I don't write all the time, although sometimes I feel that I should. There's a great throwaway line from Bill Murray's playwright character in TOOTSIE – "Since I'm awake, I'm gonna do some writing."
Sometimes I feel that way. But sometimes I have to procrastinate. You can't write all the time. (At least I can't. Maybe Joyce Carol Oates can, but I can't.) So I kill time on various websites until the sense of guilt becomes too much for me, and I go back to my work.
Here are five of my favorite places to kill/waste time – and find out some good things, too.
OPEN CULTURE
I hesitate to recommend this website because anyone who goes on it never has to buy a book – or almost anything – and certainly not my book, ever again.
This is all FREE stuff. And not only free: it's great stuff. The cream of our culture. Really.
• 950 Free Online Courses from Top Universities
• 675 Free Movies Online: Great Classics, Indies, Noir, Westerns, etc.
• 550 Free Audio Books: Download Great Books for Free
• 600 Free eBooks for iPad, Kindle & Other Devices
• MOOCs from Great Universities (Many With Certificates)
• Learn 46 Languages Online for Free: Spanish, Chinese, English & More
200 Free Kids Educational Resources: Video Lessons, Apps, Books, Websites & More
It's a stunning array of material. Chaplin films, Hitchcock films, Jane Austen audiobooks, Ivy League lectures, famous writers, reading lists, syllabi, free music – this is the long-promised Free University of the Internet. Congratulations to editor Dan Colman who has scoured the net for the best free stuff out there. It's a double-edged sword, so much free stuff on the web: no one has the need to go anywhere or buy anything ever again. How will artists and musicians and actors – except for the very top – survive?
But I listened to a brilliant lecture on "Antony and Cleopatra" by Marjorie Garber of Harvard.
This is a website where killing time is actually a positive, character-building experience.
ARTS & LETTERS DAILY
This is a blue-chip aggregator from The Chronicle of Higher Education. It brings together a huge range of scholarly and intellectually enticing articles, book reviews, essays, opinion pieces, and links to a worldwide selection of newspapers, magazines, breaking news sites, and "favorites."

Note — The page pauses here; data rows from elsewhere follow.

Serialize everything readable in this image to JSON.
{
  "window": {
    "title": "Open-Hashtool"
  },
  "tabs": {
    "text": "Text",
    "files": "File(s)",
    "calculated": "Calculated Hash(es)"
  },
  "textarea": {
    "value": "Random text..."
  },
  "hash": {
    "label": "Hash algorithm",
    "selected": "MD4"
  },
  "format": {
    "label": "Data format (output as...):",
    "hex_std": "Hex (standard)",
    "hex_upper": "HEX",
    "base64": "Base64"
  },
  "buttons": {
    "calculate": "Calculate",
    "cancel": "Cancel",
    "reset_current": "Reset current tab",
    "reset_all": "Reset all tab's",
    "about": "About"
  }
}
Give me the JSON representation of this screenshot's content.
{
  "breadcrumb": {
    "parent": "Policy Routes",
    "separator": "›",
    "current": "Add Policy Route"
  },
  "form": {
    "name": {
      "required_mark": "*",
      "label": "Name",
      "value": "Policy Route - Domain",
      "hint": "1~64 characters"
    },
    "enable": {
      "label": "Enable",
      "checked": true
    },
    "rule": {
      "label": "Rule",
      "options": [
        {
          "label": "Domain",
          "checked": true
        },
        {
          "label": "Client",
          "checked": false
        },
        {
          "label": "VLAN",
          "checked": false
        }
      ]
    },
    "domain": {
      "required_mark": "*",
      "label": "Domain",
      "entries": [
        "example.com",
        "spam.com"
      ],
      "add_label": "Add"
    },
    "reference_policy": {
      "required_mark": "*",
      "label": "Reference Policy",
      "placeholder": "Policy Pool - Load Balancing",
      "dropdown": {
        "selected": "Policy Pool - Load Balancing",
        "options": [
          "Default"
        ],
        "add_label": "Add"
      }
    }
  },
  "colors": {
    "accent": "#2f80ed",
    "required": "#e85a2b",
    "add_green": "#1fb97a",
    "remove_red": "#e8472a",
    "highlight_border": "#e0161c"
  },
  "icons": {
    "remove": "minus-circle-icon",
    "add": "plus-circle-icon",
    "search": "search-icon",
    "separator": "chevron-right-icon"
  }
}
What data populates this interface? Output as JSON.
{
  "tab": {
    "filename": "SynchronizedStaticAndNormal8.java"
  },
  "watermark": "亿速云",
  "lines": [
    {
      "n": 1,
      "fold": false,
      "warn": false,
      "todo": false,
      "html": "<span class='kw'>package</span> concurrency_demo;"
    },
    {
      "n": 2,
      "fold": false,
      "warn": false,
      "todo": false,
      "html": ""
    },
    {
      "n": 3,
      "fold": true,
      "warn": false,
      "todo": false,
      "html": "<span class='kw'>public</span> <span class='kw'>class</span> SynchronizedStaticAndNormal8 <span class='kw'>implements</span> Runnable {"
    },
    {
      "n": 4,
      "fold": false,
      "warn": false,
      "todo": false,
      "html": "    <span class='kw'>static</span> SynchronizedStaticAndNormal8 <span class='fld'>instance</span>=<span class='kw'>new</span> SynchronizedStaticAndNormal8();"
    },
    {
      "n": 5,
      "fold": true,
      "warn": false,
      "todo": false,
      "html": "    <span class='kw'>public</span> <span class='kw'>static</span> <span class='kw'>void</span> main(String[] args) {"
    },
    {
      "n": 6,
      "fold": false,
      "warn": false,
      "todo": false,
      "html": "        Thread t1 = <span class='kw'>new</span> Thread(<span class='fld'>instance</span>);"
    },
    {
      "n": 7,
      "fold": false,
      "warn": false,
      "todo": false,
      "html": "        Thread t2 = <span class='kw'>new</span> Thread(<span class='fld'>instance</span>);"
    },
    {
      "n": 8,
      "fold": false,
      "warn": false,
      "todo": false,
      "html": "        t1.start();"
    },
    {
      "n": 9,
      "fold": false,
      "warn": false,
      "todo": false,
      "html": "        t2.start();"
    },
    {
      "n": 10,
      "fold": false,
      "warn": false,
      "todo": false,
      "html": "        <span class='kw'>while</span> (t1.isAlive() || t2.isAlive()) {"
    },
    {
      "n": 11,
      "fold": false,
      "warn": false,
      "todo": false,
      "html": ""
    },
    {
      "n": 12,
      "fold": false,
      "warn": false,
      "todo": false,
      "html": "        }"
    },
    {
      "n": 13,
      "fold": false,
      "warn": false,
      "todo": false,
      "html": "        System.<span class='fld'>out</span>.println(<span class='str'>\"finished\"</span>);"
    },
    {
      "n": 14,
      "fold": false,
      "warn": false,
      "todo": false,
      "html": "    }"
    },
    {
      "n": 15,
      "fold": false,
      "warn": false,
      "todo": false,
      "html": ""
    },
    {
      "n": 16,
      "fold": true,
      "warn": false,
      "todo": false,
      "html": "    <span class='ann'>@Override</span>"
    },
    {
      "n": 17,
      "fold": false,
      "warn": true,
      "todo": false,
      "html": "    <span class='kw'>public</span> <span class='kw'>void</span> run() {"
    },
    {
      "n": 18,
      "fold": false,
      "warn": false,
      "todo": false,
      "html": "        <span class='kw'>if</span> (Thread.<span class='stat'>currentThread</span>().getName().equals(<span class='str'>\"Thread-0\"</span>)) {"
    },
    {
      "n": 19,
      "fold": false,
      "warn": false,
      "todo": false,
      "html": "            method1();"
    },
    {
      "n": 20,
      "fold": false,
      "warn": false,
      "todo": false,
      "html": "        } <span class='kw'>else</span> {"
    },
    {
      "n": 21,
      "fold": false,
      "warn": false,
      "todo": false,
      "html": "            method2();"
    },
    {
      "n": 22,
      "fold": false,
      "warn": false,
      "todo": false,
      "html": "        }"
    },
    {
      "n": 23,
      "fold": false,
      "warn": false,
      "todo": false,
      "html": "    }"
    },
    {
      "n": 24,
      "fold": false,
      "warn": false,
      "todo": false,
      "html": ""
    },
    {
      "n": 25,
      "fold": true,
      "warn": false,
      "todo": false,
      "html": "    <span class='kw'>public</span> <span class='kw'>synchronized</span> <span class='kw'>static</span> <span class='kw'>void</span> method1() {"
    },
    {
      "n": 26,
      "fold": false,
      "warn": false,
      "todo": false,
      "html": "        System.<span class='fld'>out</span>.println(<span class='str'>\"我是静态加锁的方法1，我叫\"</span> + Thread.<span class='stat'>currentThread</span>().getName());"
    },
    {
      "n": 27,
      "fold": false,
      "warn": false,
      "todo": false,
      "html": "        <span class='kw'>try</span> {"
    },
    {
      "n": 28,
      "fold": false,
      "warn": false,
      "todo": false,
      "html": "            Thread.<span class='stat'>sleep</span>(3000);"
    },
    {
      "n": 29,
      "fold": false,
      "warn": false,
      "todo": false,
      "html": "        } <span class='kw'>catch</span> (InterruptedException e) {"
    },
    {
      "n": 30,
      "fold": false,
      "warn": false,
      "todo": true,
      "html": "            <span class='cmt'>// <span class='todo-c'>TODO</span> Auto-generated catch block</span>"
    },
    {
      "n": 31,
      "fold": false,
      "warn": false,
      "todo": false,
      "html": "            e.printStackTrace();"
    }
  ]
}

New material is added six days a week. You can easily get lost in this site. But you also see the good work of many interesting writers, and it spurs you back to work.
TALKING POINTS MEMO
I'm a political junkie. I don't put too much politics into my blog because I'm saving it for my new novel. I care too much about politics to deal with it casually, and I don't want to turn this blog into a political one, which I could very easily do.
I go on several political blogs during the day, but one I always try to hit is Talking Points Memo. Joshua Micah Marshall is a very good editor, and he brings a lot of good material to his site.
ALL MUSIC
I have a rather large library of books about music. I have a whole series of books of Billboard charts, several Rough Guides, the four-volume New Grove Encyclopedia of Opera, lots of biographies and critical studies, books of anecdotes, books of photographs, etc. People are always buying me books about music. For instance, for my birthday, Calder's Father got me the new Terry Teachout biography of Louis Armstrong.
But sometimes books are not enough, and I need instant information. There's a song I can't think of, or a question I have about who wrote what, or who played on what song. For that, I go to All Music.
It used to be better a few years ago, before it decided to try to monetize what was essentially a pure fan-and-information site. Still, it's the place to go for information on music, and I understand the need to make money to stay in business. Everything shouldn't be free. It's a good place to learn what you want to know about, and to explore and find new music that you don't know about yet.
There are Editor's Choices, a good search function, and guides to different kinds of music – everything to support one's curiosity about the world of music. Often you can get twenty- or thirty-seconds of each song, to help you decide what you like and what you want more of.
It's an easy site to waste a lot of time on, so I guess that's a sign that it's a good one.
BRIDGE BASE
Some people play solitaire online, some people play video poker. My time-wasting Internet game is Bridge. I like to play bridge with real cards, and I like to play it on-line, too. And on this website, I can play one game or two, and be back at work in five minutes.
This bridge site has players from all over the world. I've played with people from China and Turkey and Africa – virtually, all over the world. I once played with a woman from Ireland who lived down the street from where I lived when I was a college student in Dublin. Very strange and nice.
Bridge is a great waste of time – "the chess of card games." It gives your mind a little work-out, but not too much. It's north of Mindless: enough to wake me up and get my basic functions working.
And it's free.
Cue Marshall Crenshaw's "You're My Favorite Waste of Time," and it's back to work, to try to do what I do better.